Make sure your headset works and your camera’s functioning, and clear the room of clutter or possible distractions. Finally, dress to make a good first impression. That includes pants, as one reader pointed out, because you never know if you might have to stand up to get something.
The importance of establishing and maintaining professional relationships in your field in person cannot be overstated. If you are generally interested in living and working abroad, but have no idea how to lay the groundwork, look into whether you might qualify for a guest lecturing position at a university.
Kiel University near Hamburg is a good example: It hosts more than 400 foreign academics every year. The guests work on their own research as well as on joint projects with colleagues in Kiel.
Trade shows, training sessions and other events in your field are also invaluable networking opportunities. Show up with CV and business cards in hand. But don’t limit yourself to just the event. As the team at Marketing Donut writes, leave yourself enough time to attend the extracurricular events that run alongside the conference.
“Speeches by important industry figures, workshops, seminars and panel discussions can be informative and attract many of the key players in a sector. These events are ideal environments for networking. Introduce yourself — everyone is wearing a badge and is there to talk business.”
Fine-Tune Your Job Search by Crunching the Numbers
The German recruiting firm Immigrant Spirit in Düsseldorf recently listed the top 19 EU member countries with the most English-language job offers. On the continent, the Netherlands, Germany and Belgium led with approximately 13,000, 11,500 and 10,000 offers respectively.

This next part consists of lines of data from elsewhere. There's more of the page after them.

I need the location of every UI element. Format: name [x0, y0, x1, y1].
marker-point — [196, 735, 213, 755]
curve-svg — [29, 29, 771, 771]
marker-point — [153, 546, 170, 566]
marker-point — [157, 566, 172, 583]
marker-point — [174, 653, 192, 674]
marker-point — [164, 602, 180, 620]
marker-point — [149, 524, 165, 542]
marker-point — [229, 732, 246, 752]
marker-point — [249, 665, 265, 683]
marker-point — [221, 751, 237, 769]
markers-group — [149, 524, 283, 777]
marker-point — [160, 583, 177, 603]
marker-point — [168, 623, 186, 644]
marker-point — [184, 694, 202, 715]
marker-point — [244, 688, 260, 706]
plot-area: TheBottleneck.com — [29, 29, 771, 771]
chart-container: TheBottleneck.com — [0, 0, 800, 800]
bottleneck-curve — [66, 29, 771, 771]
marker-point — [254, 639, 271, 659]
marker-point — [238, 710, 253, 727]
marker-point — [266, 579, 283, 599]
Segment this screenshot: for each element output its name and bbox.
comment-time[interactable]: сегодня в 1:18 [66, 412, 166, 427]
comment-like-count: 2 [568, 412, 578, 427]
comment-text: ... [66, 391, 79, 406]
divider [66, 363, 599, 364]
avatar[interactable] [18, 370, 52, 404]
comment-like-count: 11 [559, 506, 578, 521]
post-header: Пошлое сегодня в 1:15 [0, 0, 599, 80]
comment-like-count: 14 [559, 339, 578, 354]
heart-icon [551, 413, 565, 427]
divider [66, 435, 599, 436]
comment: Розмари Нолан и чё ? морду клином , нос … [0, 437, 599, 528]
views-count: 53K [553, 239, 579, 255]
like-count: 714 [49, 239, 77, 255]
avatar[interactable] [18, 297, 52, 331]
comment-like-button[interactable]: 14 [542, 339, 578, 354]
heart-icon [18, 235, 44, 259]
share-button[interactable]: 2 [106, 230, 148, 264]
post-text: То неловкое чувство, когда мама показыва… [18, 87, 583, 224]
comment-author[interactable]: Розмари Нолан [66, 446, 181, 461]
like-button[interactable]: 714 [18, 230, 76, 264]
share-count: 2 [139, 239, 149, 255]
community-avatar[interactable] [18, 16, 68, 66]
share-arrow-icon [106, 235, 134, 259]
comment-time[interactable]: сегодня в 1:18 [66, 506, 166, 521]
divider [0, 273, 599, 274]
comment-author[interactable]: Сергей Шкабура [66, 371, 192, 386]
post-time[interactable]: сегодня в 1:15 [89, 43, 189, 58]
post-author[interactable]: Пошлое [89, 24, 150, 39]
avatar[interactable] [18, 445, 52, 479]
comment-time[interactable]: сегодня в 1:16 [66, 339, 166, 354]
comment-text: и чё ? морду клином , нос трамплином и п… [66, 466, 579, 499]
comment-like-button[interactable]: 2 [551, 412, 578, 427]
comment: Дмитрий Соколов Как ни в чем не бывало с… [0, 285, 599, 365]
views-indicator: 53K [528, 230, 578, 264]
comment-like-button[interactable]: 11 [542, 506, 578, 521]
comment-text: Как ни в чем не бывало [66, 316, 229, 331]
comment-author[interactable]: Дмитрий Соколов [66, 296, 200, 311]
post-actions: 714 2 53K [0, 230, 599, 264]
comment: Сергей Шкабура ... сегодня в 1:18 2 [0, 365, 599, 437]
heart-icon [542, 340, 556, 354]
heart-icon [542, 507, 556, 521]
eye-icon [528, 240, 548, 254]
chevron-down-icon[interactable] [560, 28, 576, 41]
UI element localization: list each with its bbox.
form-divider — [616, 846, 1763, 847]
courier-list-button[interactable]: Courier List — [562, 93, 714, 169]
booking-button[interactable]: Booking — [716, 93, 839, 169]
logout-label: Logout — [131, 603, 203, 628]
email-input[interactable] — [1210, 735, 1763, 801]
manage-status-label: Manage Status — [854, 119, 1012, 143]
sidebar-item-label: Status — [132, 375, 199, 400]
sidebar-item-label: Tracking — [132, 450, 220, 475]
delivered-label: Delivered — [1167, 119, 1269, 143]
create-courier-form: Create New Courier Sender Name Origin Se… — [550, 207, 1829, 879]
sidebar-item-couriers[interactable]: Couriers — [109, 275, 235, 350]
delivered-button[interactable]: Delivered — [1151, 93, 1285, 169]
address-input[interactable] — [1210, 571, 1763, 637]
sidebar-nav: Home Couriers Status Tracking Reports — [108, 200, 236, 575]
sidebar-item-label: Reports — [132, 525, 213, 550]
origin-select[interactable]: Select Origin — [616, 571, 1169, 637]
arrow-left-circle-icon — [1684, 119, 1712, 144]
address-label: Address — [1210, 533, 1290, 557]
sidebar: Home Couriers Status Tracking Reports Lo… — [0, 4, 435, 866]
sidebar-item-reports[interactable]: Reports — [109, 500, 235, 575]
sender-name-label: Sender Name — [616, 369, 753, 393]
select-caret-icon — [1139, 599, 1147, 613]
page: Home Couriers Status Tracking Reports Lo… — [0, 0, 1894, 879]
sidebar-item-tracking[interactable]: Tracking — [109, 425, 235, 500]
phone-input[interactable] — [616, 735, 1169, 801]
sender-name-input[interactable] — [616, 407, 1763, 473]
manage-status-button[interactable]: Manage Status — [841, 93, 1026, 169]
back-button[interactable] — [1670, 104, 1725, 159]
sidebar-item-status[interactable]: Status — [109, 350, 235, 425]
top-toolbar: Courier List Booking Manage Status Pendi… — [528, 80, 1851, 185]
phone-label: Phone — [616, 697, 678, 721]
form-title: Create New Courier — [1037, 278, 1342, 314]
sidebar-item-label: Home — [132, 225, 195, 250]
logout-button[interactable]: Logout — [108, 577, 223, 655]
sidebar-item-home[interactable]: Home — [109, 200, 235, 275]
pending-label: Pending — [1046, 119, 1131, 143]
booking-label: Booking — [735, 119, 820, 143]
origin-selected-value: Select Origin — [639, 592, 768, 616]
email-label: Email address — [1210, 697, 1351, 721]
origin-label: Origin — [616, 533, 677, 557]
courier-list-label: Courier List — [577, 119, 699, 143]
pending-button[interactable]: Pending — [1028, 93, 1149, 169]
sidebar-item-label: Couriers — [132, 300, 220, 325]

Don’t stop at the number of jobs, the team at Immigrant Spirit writes. Compare that with other statistics, like a country’s population and the unemployment rate. And compare countries, too.
“Would you have expected the (relatively small) Netherlands to offer more jobs in English than Germany? Fifteen percent of all jobs in Amsterdam are English job offers. In Germany, only 3 percent of all jobs are available in English.”
By analyzing the numbers, Immigrant Spirit writes, you can fine-tune your job hunt strategy.
Finally, don’t forget to check salary figures for a given country, region or city. Using Germany as an example again, the state you work in can majorly impact your salary. According to The Local.de, professionals in the central German states earn 50 percent more than those in the former East Germany.
Drill Down By Country and City
The Jobs In Network is an online job board for English-speaking professionals. You can refine your search by country or industry sector, and recruiters can even geotarget their ads so that only users in specific regions can see them.
In addition to the county-level search, there are 15 cities across the Continent in the network, each with its own hub. These are:
When we asked the Jobs in Network team for their top tips when looking for work, they said: “Finding a job can take time. Prepare yourself to be patient. Make sure to check visa and work permit requirements.”
Another excellent resource is Expatica, an English-language news and information source for expatriates. Founded by Mark Welling a decade ago, the site has detailed information about Belgium, France, Germany, Luxembourg, Portugal, Spain, Switzerland and the Netherlands.
Expatica also hosts events, such as the “I Am Not a Tourist” Expat Fairs, which have been held in Amsterdam, Brussels, Madrid, Paris and elsewhere. These are networking opportunities for internationals as well as a place to find service providers.
Every year in Amsterdam, Expatica holds an annual Job Fair for Internationals. The 2017 Job Fair is scheduled for May 20 at the World Trade Center, and offers workshops for CV writing (to Dutch standards), career transitions, LinkedIn best practices and more. Employers from several industries and multilingual recruiters attend, allowing participants to meet important players in their field and giving them first-hand knowledge of the Dutch job market.